Grades will be calculated as follows:
654: 5 reports on reading (30%); mid-term test (20%); final paper (20%); final exam (20%); class participation (10%).
854: 5 reports on reading (30%); monograph review (20%); final paper (25%); final exam (25%).
In this class, a zero-tolerance approach will apply to infringements of academic honesty, including any cases of plagiarism. This is consistent with the university policy on these issues. If you have any questions about the policy, please refer to the handbook, Student Rights, Rules, and Responsibilities, pp. 37-39.

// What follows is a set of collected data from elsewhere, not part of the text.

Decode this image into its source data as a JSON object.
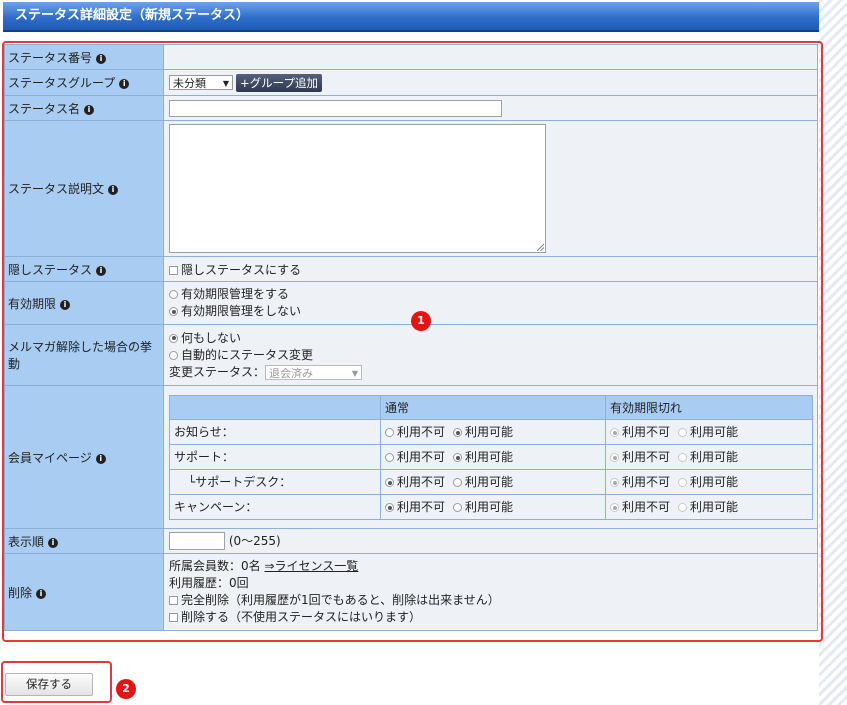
{
  "header": {
    "title": "ステータス詳細設定（新規ステータス）"
  },
  "info_glyph": "i",
  "rows": {
    "status_no": {
      "label": "ステータス番号"
    },
    "status_group": {
      "label": "ステータスグループ",
      "select_value": "未分類",
      "add_button": "+グループ追加"
    },
    "status_name": {
      "label": "ステータス名"
    },
    "status_desc": {
      "label": "ステータス説明文"
    },
    "hidden": {
      "label": "隠しステータス",
      "checkbox_label": "隠しステータスにする"
    },
    "expiry": {
      "label": "有効期限",
      "options": [
        "有効期限管理をする",
        "有効期限管理をしない"
      ]
    },
    "unsubscribe": {
      "label": "メルマガ解除した場合の挙動",
      "options": [
        "何もしない",
        "自動的にステータス変更"
      ],
      "change_label": "変更ステータス：",
      "change_value": "退会済み"
    },
    "mypage": {
      "label": "会員マイページ",
      "col_normal": "通常",
      "col_expired": "有効期限切れ",
      "items": [
        {
          "name": "お知らせ："
        },
        {
          "name": "サポート："
        },
        {
          "name": "└サポートデスク："
        },
        {
          "name": "キャンペーン："
        }
      ],
      "opt_off": "利用不可",
      "opt_on": "利用可能"
    },
    "order": {
      "label": "表示順",
      "range": "(0～255)"
    },
    "delete": {
      "label": "削除",
      "members": "所属会員数：0名",
      "license_link": "⇒ライセンス一覧",
      "history": "利用履歴：0回",
      "full_delete": "完全削除（利用履歴が1回でもあると、削除は出来ません）",
      "delete_unused": "削除する（不使用ステータスにはいります）"
    }
  },
  "save_button": "保存する",
  "badges": {
    "one": "1",
    "two": "2"
  }
}
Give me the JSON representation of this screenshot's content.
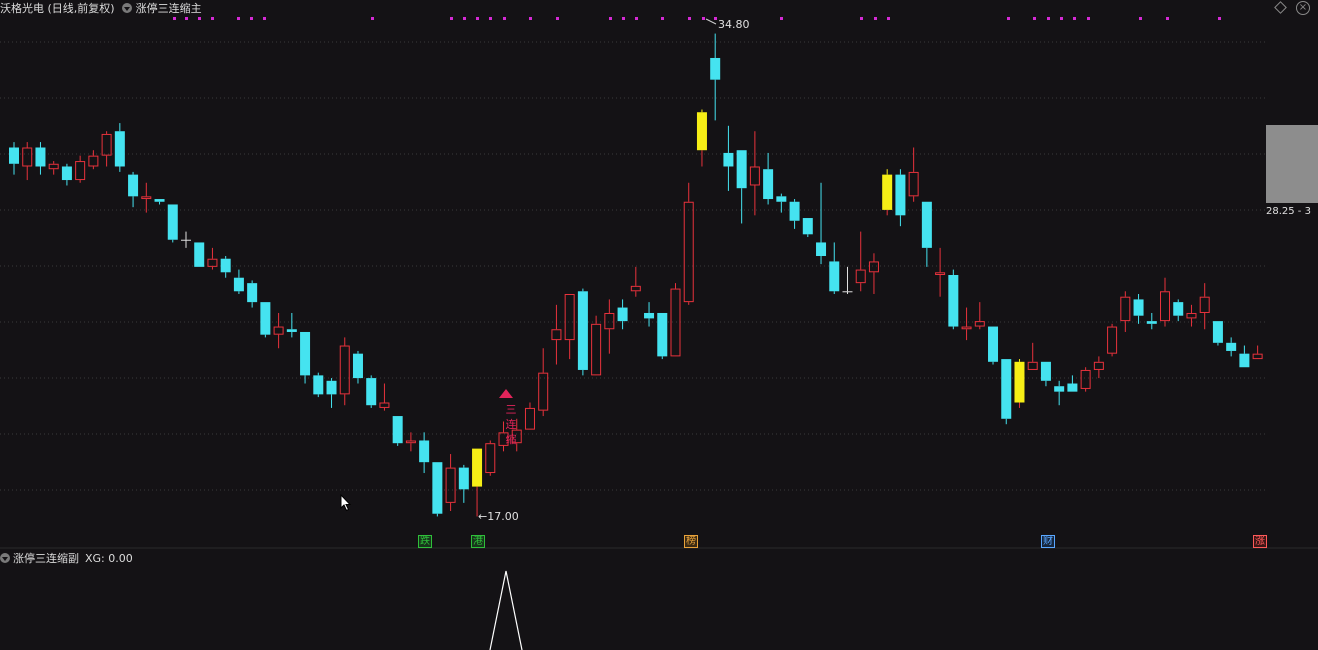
{
  "header": {
    "stock_title": "沃格光电 (日线,前复权)",
    "indicator_name": "涨停三连缩主"
  },
  "sub_panel": {
    "indicator_name": "涨停三连缩副",
    "xg_text": "XG: 0.00"
  },
  "annotations": {
    "high_label": "34.80",
    "low_label": "17.00",
    "price_readout": "28.25 - 3",
    "signal_text": "三连缩"
  },
  "event_tags": [
    {
      "text": "跌",
      "color": "#2fbf3a",
      "bg": "#17351b"
    },
    {
      "text": "港",
      "color": "#2fbf3a",
      "bg": "#17351b"
    },
    {
      "text": "榜",
      "color": "#e8a23a",
      "bg": "#3a2a14"
    },
    {
      "text": "财",
      "color": "#5aa7ff",
      "bg": "#16263c"
    },
    {
      "text": "涨",
      "color": "#ff5a5a",
      "bg": "#3c1616"
    }
  ],
  "colors": {
    "up": "#e8323c",
    "down": "#45e3f0",
    "limit_up": "#f6ee16",
    "marker": "#d52ad5",
    "grid": "#3a3a3a",
    "background": "#141215"
  },
  "chart_data": {
    "type": "candlestick",
    "price_range": [
      16.5,
      35.3
    ],
    "high": 34.8,
    "low": 17.0,
    "candles": [
      {
        "o": 30.0,
        "c": 30.6,
        "h": 30.8,
        "l": 29.6,
        "t": "down"
      },
      {
        "o": 29.9,
        "c": 30.6,
        "h": 30.8,
        "l": 29.4,
        "t": "up"
      },
      {
        "o": 30.6,
        "c": 29.9,
        "h": 30.8,
        "l": 29.6,
        "t": "down"
      },
      {
        "o": 29.8,
        "c": 30.0,
        "h": 30.1,
        "l": 29.6,
        "t": "up"
      },
      {
        "o": 29.9,
        "c": 29.4,
        "h": 30.0,
        "l": 29.2,
        "t": "down"
      },
      {
        "o": 29.4,
        "c": 30.1,
        "h": 30.3,
        "l": 29.3,
        "t": "up"
      },
      {
        "o": 29.9,
        "c": 30.3,
        "h": 30.5,
        "l": 29.8,
        "t": "up"
      },
      {
        "o": 30.3,
        "c": 31.1,
        "h": 31.2,
        "l": 29.9,
        "t": "up"
      },
      {
        "o": 31.2,
        "c": 29.9,
        "h": 31.5,
        "l": 29.7,
        "t": "down"
      },
      {
        "o": 29.6,
        "c": 28.8,
        "h": 29.7,
        "l": 28.4,
        "t": "down"
      },
      {
        "o": 28.7,
        "c": 28.8,
        "h": 29.3,
        "l": 28.2,
        "t": "up"
      },
      {
        "o": 28.7,
        "c": 28.6,
        "h": 28.7,
        "l": 28.5,
        "t": "down"
      },
      {
        "o": 28.5,
        "c": 27.2,
        "h": 28.5,
        "l": 27.1,
        "t": "down"
      },
      {
        "o": 27.2,
        "c": 27.2,
        "h": 27.5,
        "l": 26.9,
        "t": "flat"
      },
      {
        "o": 27.1,
        "c": 26.2,
        "h": 27.1,
        "l": 26.2,
        "t": "down"
      },
      {
        "o": 26.2,
        "c": 26.5,
        "h": 26.9,
        "l": 26.1,
        "t": "up"
      },
      {
        "o": 26.5,
        "c": 26.0,
        "h": 26.6,
        "l": 25.8,
        "t": "down"
      },
      {
        "o": 25.8,
        "c": 25.3,
        "h": 26.1,
        "l": 25.2,
        "t": "down"
      },
      {
        "o": 25.6,
        "c": 24.9,
        "h": 25.7,
        "l": 24.7,
        "t": "down"
      },
      {
        "o": 24.9,
        "c": 23.7,
        "h": 24.9,
        "l": 23.6,
        "t": "down"
      },
      {
        "o": 23.7,
        "c": 24.0,
        "h": 24.5,
        "l": 23.2,
        "t": "up"
      },
      {
        "o": 23.9,
        "c": 23.8,
        "h": 24.5,
        "l": 23.6,
        "t": "down"
      },
      {
        "o": 23.8,
        "c": 22.2,
        "h": 23.8,
        "l": 21.9,
        "t": "down"
      },
      {
        "o": 22.2,
        "c": 21.5,
        "h": 22.3,
        "l": 21.4,
        "t": "down"
      },
      {
        "o": 22.0,
        "c": 21.5,
        "h": 22.1,
        "l": 21.0,
        "t": "down"
      },
      {
        "o": 21.5,
        "c": 23.3,
        "h": 23.6,
        "l": 21.1,
        "t": "up"
      },
      {
        "o": 23.0,
        "c": 22.1,
        "h": 23.1,
        "l": 21.9,
        "t": "down"
      },
      {
        "o": 22.1,
        "c": 21.1,
        "h": 22.2,
        "l": 21.0,
        "t": "down"
      },
      {
        "o": 21.0,
        "c": 21.2,
        "h": 21.9,
        "l": 20.9,
        "t": "up"
      },
      {
        "o": 20.7,
        "c": 19.7,
        "h": 20.7,
        "l": 19.6,
        "t": "down"
      },
      {
        "o": 19.7,
        "c": 19.8,
        "h": 20.1,
        "l": 19.4,
        "t": "up"
      },
      {
        "o": 19.8,
        "c": 19.0,
        "h": 20.1,
        "l": 18.6,
        "t": "down"
      },
      {
        "o": 19.0,
        "c": 17.1,
        "h": 19.0,
        "l": 17.0,
        "t": "down"
      },
      {
        "o": 17.5,
        "c": 18.8,
        "h": 19.3,
        "l": 17.2,
        "t": "up"
      },
      {
        "o": 18.8,
        "c": 18.0,
        "h": 18.9,
        "l": 17.5,
        "t": "down"
      },
      {
        "o": 18.1,
        "c": 19.5,
        "h": 19.5,
        "l": 17.0,
        "t": "limit"
      },
      {
        "o": 18.6,
        "c": 19.7,
        "h": 19.8,
        "l": 18.5,
        "t": "up"
      },
      {
        "o": 19.6,
        "c": 20.1,
        "h": 20.5,
        "l": 19.4,
        "t": "up"
      },
      {
        "o": 19.7,
        "c": 20.2,
        "h": 20.6,
        "l": 19.4,
        "t": "up"
      },
      {
        "o": 20.2,
        "c": 21.0,
        "h": 21.2,
        "l": 20.2,
        "t": "up"
      },
      {
        "o": 20.9,
        "c": 22.3,
        "h": 23.2,
        "l": 20.7,
        "t": "up"
      },
      {
        "o": 23.5,
        "c": 23.9,
        "h": 24.8,
        "l": 22.6,
        "t": "up"
      },
      {
        "o": 23.5,
        "c": 25.2,
        "h": 25.2,
        "l": 22.8,
        "t": "up"
      },
      {
        "o": 25.3,
        "c": 22.4,
        "h": 25.4,
        "l": 22.2,
        "t": "down"
      },
      {
        "o": 22.2,
        "c": 24.1,
        "h": 24.4,
        "l": 22.2,
        "t": "up"
      },
      {
        "o": 23.9,
        "c": 24.5,
        "h": 25.0,
        "l": 23.0,
        "t": "up"
      },
      {
        "o": 24.7,
        "c": 24.2,
        "h": 25.0,
        "l": 23.9,
        "t": "down"
      },
      {
        "o": 25.3,
        "c": 25.5,
        "h": 26.2,
        "l": 25.1,
        "t": "up"
      },
      {
        "o": 24.5,
        "c": 24.3,
        "h": 24.9,
        "l": 24.0,
        "t": "down"
      },
      {
        "o": 24.5,
        "c": 22.9,
        "h": 24.5,
        "l": 22.8,
        "t": "down"
      },
      {
        "o": 22.9,
        "c": 25.4,
        "h": 25.6,
        "l": 22.9,
        "t": "up"
      },
      {
        "o": 24.9,
        "c": 28.6,
        "h": 29.3,
        "l": 24.8,
        "t": "up"
      },
      {
        "o": 30.5,
        "c": 31.9,
        "h": 32.0,
        "l": 29.9,
        "t": "limit"
      },
      {
        "o": 33.9,
        "c": 33.1,
        "h": 34.8,
        "l": 31.6,
        "t": "down"
      },
      {
        "o": 30.4,
        "c": 29.9,
        "h": 31.4,
        "l": 29.0,
        "t": "down"
      },
      {
        "o": 30.5,
        "c": 29.1,
        "h": 30.5,
        "l": 27.8,
        "t": "down"
      },
      {
        "o": 29.2,
        "c": 29.9,
        "h": 31.2,
        "l": 28.1,
        "t": "up"
      },
      {
        "o": 29.8,
        "c": 28.7,
        "h": 30.4,
        "l": 28.5,
        "t": "down"
      },
      {
        "o": 28.8,
        "c": 28.6,
        "h": 28.9,
        "l": 28.2,
        "t": "down"
      },
      {
        "o": 28.6,
        "c": 27.9,
        "h": 28.7,
        "l": 27.6,
        "t": "down"
      },
      {
        "o": 28.0,
        "c": 27.4,
        "h": 28.0,
        "l": 27.3,
        "t": "down"
      },
      {
        "o": 27.1,
        "c": 26.6,
        "h": 29.3,
        "l": 26.3,
        "t": "down"
      },
      {
        "o": 26.4,
        "c": 25.3,
        "h": 27.1,
        "l": 25.2,
        "t": "down"
      },
      {
        "o": 25.3,
        "c": 25.3,
        "h": 26.2,
        "l": 25.2,
        "t": "flat"
      },
      {
        "o": 25.6,
        "c": 26.1,
        "h": 27.5,
        "l": 25.3,
        "t": "up"
      },
      {
        "o": 26.0,
        "c": 26.4,
        "h": 26.7,
        "l": 25.2,
        "t": "up"
      },
      {
        "o": 28.3,
        "c": 29.6,
        "h": 29.8,
        "l": 28.1,
        "t": "limit"
      },
      {
        "o": 29.6,
        "c": 28.1,
        "h": 29.8,
        "l": 27.7,
        "t": "down"
      },
      {
        "o": 28.8,
        "c": 29.7,
        "h": 30.6,
        "l": 28.6,
        "t": "up"
      },
      {
        "o": 28.6,
        "c": 26.9,
        "h": 28.6,
        "l": 26.2,
        "t": "down"
      },
      {
        "o": 25.9,
        "c": 26.0,
        "h": 26.9,
        "l": 25.1,
        "t": "up"
      },
      {
        "o": 25.9,
        "c": 24.0,
        "h": 26.1,
        "l": 23.9,
        "t": "down"
      },
      {
        "o": 23.9,
        "c": 24.0,
        "h": 24.7,
        "l": 23.5,
        "t": "up"
      },
      {
        "o": 24.0,
        "c": 24.2,
        "h": 24.9,
        "l": 23.9,
        "t": "up"
      },
      {
        "o": 24.0,
        "c": 22.7,
        "h": 24.0,
        "l": 22.6,
        "t": "down"
      },
      {
        "o": 22.8,
        "c": 20.6,
        "h": 22.8,
        "l": 20.4,
        "t": "down"
      },
      {
        "o": 21.2,
        "c": 22.7,
        "h": 22.8,
        "l": 21.0,
        "t": "limit"
      },
      {
        "o": 22.4,
        "c": 22.7,
        "h": 23.4,
        "l": 22.4,
        "t": "up"
      },
      {
        "o": 22.7,
        "c": 22.0,
        "h": 22.7,
        "l": 21.8,
        "t": "down"
      },
      {
        "o": 21.8,
        "c": 21.6,
        "h": 22.0,
        "l": 21.1,
        "t": "down"
      },
      {
        "o": 21.6,
        "c": 21.9,
        "h": 22.2,
        "l": 21.6,
        "t": "down"
      },
      {
        "o": 21.7,
        "c": 22.4,
        "h": 22.5,
        "l": 21.6,
        "t": "up"
      },
      {
        "o": 22.4,
        "c": 22.7,
        "h": 22.9,
        "l": 22.1,
        "t": "up"
      },
      {
        "o": 23.0,
        "c": 24.0,
        "h": 24.1,
        "l": 22.9,
        "t": "up"
      },
      {
        "o": 24.2,
        "c": 25.1,
        "h": 25.3,
        "l": 23.8,
        "t": "up"
      },
      {
        "o": 25.0,
        "c": 24.4,
        "h": 25.2,
        "l": 24.1,
        "t": "down"
      },
      {
        "o": 24.2,
        "c": 24.1,
        "h": 24.5,
        "l": 23.9,
        "t": "down"
      },
      {
        "o": 24.2,
        "c": 25.3,
        "h": 25.8,
        "l": 24.0,
        "t": "up"
      },
      {
        "o": 24.9,
        "c": 24.4,
        "h": 25.0,
        "l": 24.2,
        "t": "down"
      },
      {
        "o": 24.3,
        "c": 24.5,
        "h": 24.8,
        "l": 24.0,
        "t": "up"
      },
      {
        "o": 24.5,
        "c": 25.1,
        "h": 25.6,
        "l": 23.9,
        "t": "up"
      },
      {
        "o": 24.2,
        "c": 23.4,
        "h": 24.2,
        "l": 23.3,
        "t": "down"
      },
      {
        "o": 23.4,
        "c": 23.1,
        "h": 23.6,
        "l": 22.9,
        "t": "down"
      },
      {
        "o": 23.0,
        "c": 22.5,
        "h": 23.3,
        "l": 22.5,
        "t": "down"
      },
      {
        "o": 22.8,
        "c": 23.0,
        "h": 23.3,
        "l": 22.8,
        "t": "up"
      }
    ],
    "sub_series": {
      "name": "XG",
      "value": 0.0
    }
  }
}
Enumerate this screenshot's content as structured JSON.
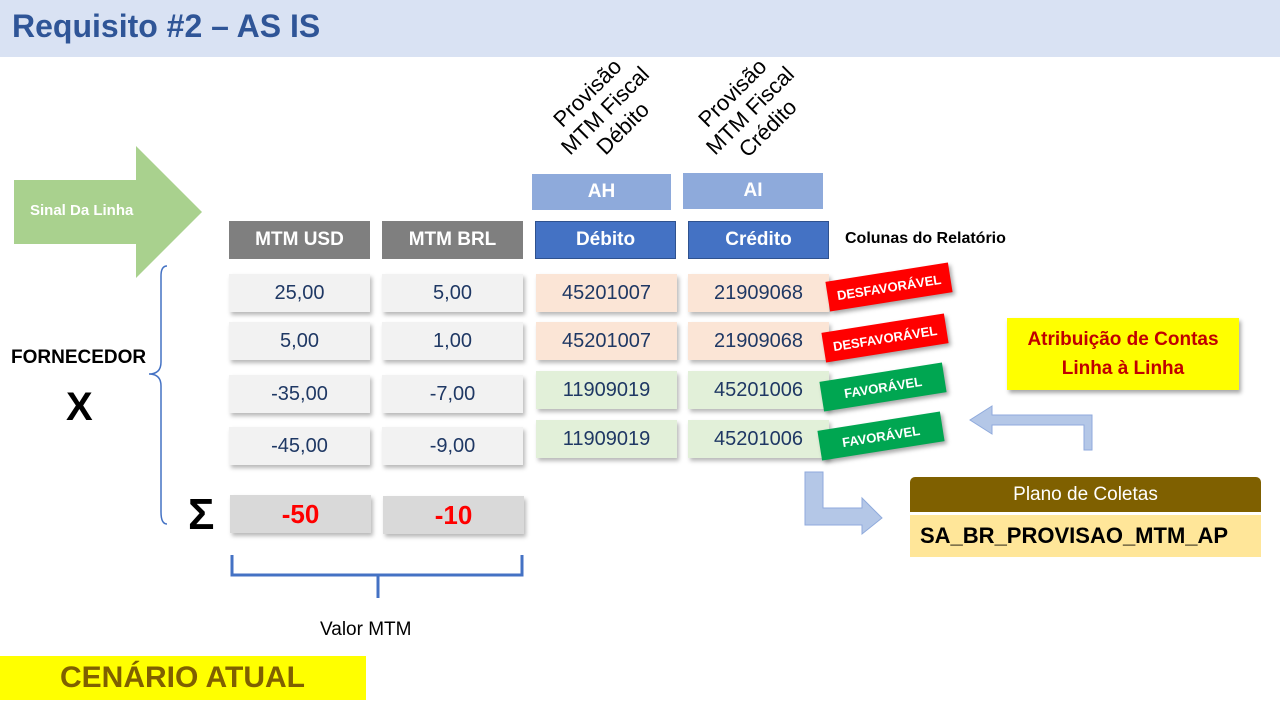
{
  "title": "Requisito #2 – AS IS",
  "arrow_label": "Sinal Da Linha",
  "supplier_label": "FORNECEDOR",
  "supplier_value": "X",
  "sum_symbol": "Σ",
  "rotated_headers": {
    "debit": [
      "Provisão",
      "MTM Fiscal",
      "Débito"
    ],
    "credit": [
      "Provisão",
      "MTM Fiscal",
      "Crédito"
    ]
  },
  "column_letters": {
    "debit": "AH",
    "credit": "AI"
  },
  "headers": {
    "mtm_usd": "MTM USD",
    "mtm_brl": "MTM BRL",
    "debit": "Débito",
    "credit": "Crédito"
  },
  "report_columns_label": "Colunas do Relatório",
  "rows": [
    {
      "usd": "25,00",
      "brl": "5,00",
      "debit": "45201007",
      "credit": "21909068",
      "status": "DESFAVORÁVEL",
      "kind": "unfavorable"
    },
    {
      "usd": "5,00",
      "brl": "1,00",
      "debit": "45201007",
      "credit": "21909068",
      "status": "DESFAVORÁVEL",
      "kind": "unfavorable"
    },
    {
      "usd": "-35,00",
      "brl": "-7,00",
      "debit": "11909019",
      "credit": "45201006",
      "status": "FAVORÁVEL",
      "kind": "favorable"
    },
    {
      "usd": "-45,00",
      "brl": "-9,00",
      "debit": "11909019",
      "credit": "45201006",
      "status": "FAVORÁVEL",
      "kind": "favorable"
    }
  ],
  "totals": {
    "usd": "-50",
    "brl": "-10"
  },
  "valor_label": "Valor MTM",
  "attribution": [
    "Atribuição de Contas",
    "Linha à Linha"
  ],
  "plan": {
    "label": "Plano de Coletas",
    "value": "SA_BR_PROVISAO_MTM_AP"
  },
  "scenario": "CENÁRIO ATUAL",
  "colors": {
    "header_gray": "#7f7f7f",
    "header_blue": "#4472c4",
    "letter_blue": "#8eaadb",
    "unfavorable": "#ff0000",
    "favorable": "#00a651",
    "arrow_green": "#a9d18e"
  }
}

If you are a student with a documented disability who will require accommodations in this course, please register with the Access Office in the Memorial Union Building, room 118 (862-2607) for assistance in developing a plan to address your academic needs. Students who are already registered with the Access Office and wish to receive accommodations in this course are strongly encouraged to share their Accommodation Letter with me in a timely manner.
19 Jan Introduction to the period; “science,” “magic,” and “religion.”
24 Jan Discussion of a primary text in relation to basic themes of the course.
Reading: Della Porta, Natural Magick, extract on BLACKBOARD.
26, 31 Jan New Worlds of Knowledge: Printing and Exploration.
Reading: Articles by Eisenstein and Johns; Bacon, New Atlantis,
REPORT #1 DUE on Bacon.
2, 7 Feb Popular and Elite Cultures.
Reading: Ginzburg, Cheese and Worms.
REPORT #2 DUE on Ginzburg.
9, 14, 16 Feb Magic and Witchcraft.
Reading: Ankarloo, Witchcraft and Magic in Europe.
21, 23 Feb Protestantism and the Reform of Knowledge.
Reading: Brooke, Science and Religion, chaps. 2, 3.
[NO CLASS on 28 Feb.]
2, 7 Mar The Counter-Reformation and the Galileo Affair.
Reading: Galileo, Letter to Grand Duchess Christina, on BLACKBOARD.
REPORT #3 DUE on Galileo.
9 Mar MID-TERM TEST (654)
MONOGRAPH REPORT DUE (854).
21 Mar INDIVIDUAL CONSULTATIONS to discuss final paper projects.
23 Mar The Question of the Scientific Revolution.
Reading: Dear, Revolutionizing the Sciences, intro. and chap. 1.
28, 30 Mar Baroque and Courtly Science.
Reading: Articles by Findlen, Smith, and Daston on BLACKBOARD.
REPORT #4 DUE on one of these articles.
4, 6 Apr The Crucible of the English Revolution.
Reading: Brooke, Science and Religion, chap. 4; Jacob chapter,
11, 18 Apr New Institutions of Knowledge.
Reading: Dear, Revolutionizing the Sciences, chaps. 5, 6, 7;
Sprat, History of the Royal Society, extract on BLACKBOARD.
REPORT #5 DUE on Sprat.
13 Apr Discussion with Prof. Roger Smith, Dunfey Visiting Professor:
“The Scientific Revolution and the Human Sciences”
20 Apr INDIVIDUAL CONSULTATIONS on final papers.
REPORTS DUE for grading.
25 Apr The Gender of the Scientific Revolution.
Reading: Articles by Harkness and Schiebinger on BLACKBOARD.
27 Apr, Newton and the Traditions of Learning.
2, 4 May Reading: Cohen and Westfall, Newton, pp. 58-72, 96-108, 171-181,
274-281, 339-349, 356-370.
9 May The Origins of the Enlightenment.
Reading: Dear, Revolutionizing the Sciences, chap. 8; Brooke, Science
and Religion, chap. 5.
FINAL PAPERS DUE.
Friday 13 May (8.00-10.00): FINAL EXAM (654 and 854).